Lavender is easily cultivated in Mediterranean type environments. There are over forty-five varieties. Check with your garden center to plant lavender suited to your climate zone. French lavender species grow well indoors.

Many English, Spanish and French lavender types shine in the garden with their stunning silver and velvet foliage.

Cultivate a lavender shrub section in your flower bed with spring bulbs and summer roses to have non-stop blooms from April to fall. The barrel shaped blossoms tip and bend in an array of mauve tones.

Y5 – Day 39 – Lavender Studies and Uses

A study published in the Journal of Medical Microbiology found that lavender was a potent killer of bacterial molds. Meanwhile, researchers in Turkey tested lavender as a healing application for wounds and found that the recovery “progressed more rapidly” than with other controls. 

As a natural antibacterial and antiviral treatment, lavender essential oil is recommended and prescribed for cuts, scratches, insect bites, burns and blemishes.

In Aromatherapy, the usage of lavender is legendary. Its therapeutic properties are well-documented going back hundreds of years. It is valued for its calming, uplifting and soothing fragrance. 

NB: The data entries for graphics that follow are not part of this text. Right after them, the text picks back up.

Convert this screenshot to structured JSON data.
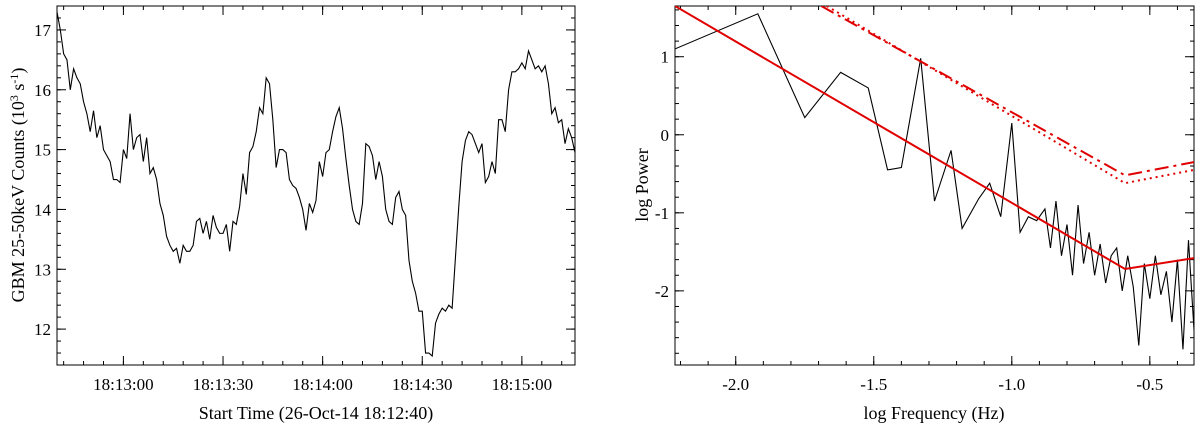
{
  "chart_data": [
    {
      "type": "line",
      "xlabel": "Start Time (26-Oct-14 18:12:40)",
      "ylabel": "GBM 25-50keV Counts (10",
      "ylabel_sup1": "3",
      "ylabel_mid": " s",
      "ylabel_sup2": "-1",
      "ylabel_end": ")",
      "xlim": [
        0,
        156
      ],
      "ylim": [
        11.4,
        17.4
      ],
      "x_unit": "seconds since start time",
      "xticks": [
        {
          "value": 20,
          "label": "18:13:00"
        },
        {
          "value": 50,
          "label": "18:13:30"
        },
        {
          "value": 80,
          "label": "18:14:00"
        },
        {
          "value": 110,
          "label": "18:14:30"
        },
        {
          "value": 140,
          "label": "18:15:00"
        }
      ],
      "yticks": [
        12,
        13,
        14,
        15,
        16,
        17
      ],
      "series": [
        {
          "color": "#000000",
          "x": [
            0,
            1,
            2,
            3,
            4,
            5,
            6,
            7,
            8,
            9,
            10,
            11,
            12,
            13,
            14,
            15,
            16,
            17,
            18,
            19,
            20,
            21,
            22,
            23,
            24,
            25,
            26,
            27,
            28,
            29,
            30,
            31,
            32,
            33,
            34,
            35,
            36,
            37,
            38,
            39,
            40,
            41,
            42,
            43,
            44,
            45,
            46,
            47,
            48,
            49,
            50,
            51,
            52,
            53,
            54,
            55,
            56,
            57,
            58,
            59,
            60,
            61,
            62,
            63,
            64,
            65,
            66,
            67,
            68,
            69,
            70,
            71,
            72,
            73,
            74,
            75,
            76,
            77,
            78,
            79,
            80,
            81,
            82,
            83,
            84,
            85,
            86,
            87,
            88,
            89,
            90,
            91,
            92,
            93,
            94,
            95,
            96,
            97,
            98,
            99,
            100,
            101,
            102,
            103,
            104,
            105,
            106,
            107,
            108,
            109,
            110,
            111,
            112,
            113,
            114,
            115,
            116,
            117,
            118,
            119,
            120,
            121,
            122,
            123,
            124,
            125,
            126,
            127,
            128,
            129,
            130,
            131,
            132,
            133,
            134,
            135,
            136,
            137,
            138,
            139,
            140,
            141,
            142,
            143,
            144,
            145,
            146,
            147,
            148,
            149,
            150,
            151,
            152,
            153,
            154,
            155,
            156
          ],
          "y": [
            17.3,
            17.0,
            16.6,
            16.5,
            16.0,
            16.35,
            16.2,
            16.1,
            15.8,
            15.6,
            15.3,
            15.65,
            15.2,
            15.4,
            15.0,
            14.9,
            14.8,
            14.5,
            14.5,
            14.45,
            15.0,
            14.85,
            15.6,
            15.0,
            15.2,
            15.25,
            14.8,
            15.2,
            14.6,
            14.7,
            14.5,
            14.1,
            13.9,
            13.55,
            13.4,
            13.3,
            13.35,
            13.1,
            13.4,
            13.3,
            13.3,
            13.4,
            13.8,
            13.85,
            13.6,
            13.8,
            13.5,
            13.9,
            13.7,
            13.6,
            13.6,
            13.75,
            13.3,
            13.8,
            13.75,
            14.05,
            14.6,
            14.25,
            14.95,
            15.05,
            15.3,
            15.7,
            15.6,
            16.2,
            16.1,
            15.5,
            14.7,
            15.0,
            15.0,
            14.95,
            14.5,
            14.4,
            14.35,
            14.2,
            14.0,
            13.65,
            14.1,
            13.95,
            14.15,
            14.8,
            14.55,
            14.95,
            15.0,
            15.3,
            15.55,
            15.7,
            15.35,
            14.85,
            14.4,
            14.0,
            13.8,
            13.75,
            14.1,
            15.1,
            15.05,
            14.9,
            14.5,
            14.8,
            14.55,
            14.0,
            13.8,
            13.75,
            14.2,
            14.3,
            14.0,
            13.9,
            13.15,
            12.8,
            12.6,
            12.3,
            12.3,
            11.6,
            11.6,
            11.55,
            12.1,
            12.25,
            12.35,
            12.3,
            12.4,
            12.35,
            13.2,
            14.05,
            14.8,
            15.15,
            15.3,
            15.25,
            15.1,
            14.95,
            15.1,
            14.45,
            14.55,
            14.8,
            14.6,
            15.5,
            15.5,
            15.3,
            16.0,
            16.3,
            16.3,
            16.35,
            16.45,
            16.35,
            16.65,
            16.5,
            16.35,
            16.4,
            16.3,
            16.4,
            16.1,
            15.6,
            15.7,
            15.45,
            15.5,
            15.1,
            15.35,
            15.2,
            14.95
          ]
        }
      ]
    },
    {
      "type": "line",
      "xlabel": "log Frequency (Hz)",
      "ylabel": "log Power",
      "xlim": [
        -2.22,
        -0.34
      ],
      "ylim": [
        -2.95,
        1.65
      ],
      "xticks": [
        {
          "value": -2.0,
          "label": "-2.0"
        },
        {
          "value": -1.5,
          "label": "-1.5"
        },
        {
          "value": -1.0,
          "label": "-1.0"
        },
        {
          "value": -0.5,
          "label": "-0.5"
        }
      ],
      "yticks": [
        {
          "value": 1,
          "label": "1"
        },
        {
          "value": 0,
          "label": "0"
        },
        {
          "value": -1,
          "label": "-1"
        },
        {
          "value": -2,
          "label": "-2"
        }
      ],
      "series": [
        {
          "color": "#000000",
          "dash": "solid",
          "x": [
            -2.22,
            -1.92,
            -1.75,
            -1.62,
            -1.52,
            -1.45,
            -1.4,
            -1.33,
            -1.28,
            -1.22,
            -1.18,
            -1.12,
            -1.08,
            -1.04,
            -1.0,
            -0.97,
            -0.94,
            -0.91,
            -0.88,
            -0.86,
            -0.84,
            -0.82,
            -0.8,
            -0.78,
            -0.76,
            -0.74,
            -0.72,
            -0.7,
            -0.68,
            -0.66,
            -0.64,
            -0.62,
            -0.6,
            -0.58,
            -0.56,
            -0.54,
            -0.52,
            -0.5,
            -0.48,
            -0.46,
            -0.44,
            -0.42,
            -0.4,
            -0.38,
            -0.36,
            -0.34
          ],
          "y": [
            1.1,
            1.55,
            0.22,
            0.8,
            0.6,
            -0.45,
            -0.42,
            0.98,
            -0.85,
            -0.2,
            -1.2,
            -0.82,
            -0.62,
            -1.05,
            0.15,
            -1.25,
            -1.05,
            -1.1,
            -0.95,
            -1.45,
            -0.85,
            -1.55,
            -1.15,
            -1.8,
            -0.9,
            -1.65,
            -1.25,
            -1.8,
            -1.4,
            -1.9,
            -1.55,
            -1.45,
            -2.0,
            -1.55,
            -1.95,
            -2.7,
            -1.65,
            -2.1,
            -1.55,
            -2.05,
            -1.75,
            -2.4,
            -1.6,
            -2.75,
            -1.35,
            -2.5
          ]
        },
        {
          "color": "#e00000",
          "dash": "solid",
          "x": [
            -2.22,
            -0.59,
            -0.34
          ],
          "y": [
            1.65,
            -1.72,
            -1.58
          ]
        },
        {
          "color": "#e00000",
          "dash": "dashdot",
          "x": [
            -1.69,
            -0.59,
            -0.34
          ],
          "y": [
            1.65,
            -0.52,
            -0.35
          ]
        },
        {
          "color": "#e00000",
          "dash": "dotted",
          "x": [
            -1.67,
            -0.59,
            -0.34
          ],
          "y": [
            1.65,
            -0.62,
            -0.45
          ]
        }
      ]
    }
  ]
}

Rub lavender oil on your temple to calm restlessness or ease a headache. I spray lavender on my pillowcases before bed to help with sleep. When packing clothes for the season, throw in lavender stems and flower bouquets to prevent moths and bugs. As a side benefit, it perfumes the stored box, trunk or closet.

Place dried blossoms in cheesecloth or a sachet and keep in your drawers. Make bath salts by adding fresh sprigs into a large mason jar of Epsom salts. From soaps to candles, lavender use is widespread.

Y5 – Day 38 – Lavender

From book:

May 13 – Lavender

“Womanist is to feminist as purple is to lavender.” – Alice Walker

Scented sprigs of lavender blossoms remind me of amethyst crystal beads set upon the nape of an Englishwoman’s slender neck in the Victorian age. Lavender is an endearing, enduring gift from the heavens with its violet, fragrant spikes for they attract the pollinator bee and the transformational butterfly.

According to lore, a “lavender” was the name given to washerwomen many centuries ago in Holland. This stems from the Latin word lavare meaning “to wash.”  Hence, peasants called the herb with a fresh, clean and menthol fragrance – lavender.

Lavender is one of the oldest aromas together with rose, frankincense and myrrh. Many lavender fields ago, women in labor clutched lavender stalks for courage and strength. In ancient Greece, Rome and Arabia, herbalists touted lavender as a disinfectant, antiseptic and a cure for skin infections. Science today acknowledges and verifies most of these claims. 

Y5 – Day 35 – 20 Years of VP

We have lived in this house for twenty years today. We have come a long way from eating Chinese food out of the box in our papered kitchen on a grass green iron garden table. What a messy but oh happy day it was. So much has changed since then. Gratefully, our gardens never looked better nor have our books and reading areas ever looked neater.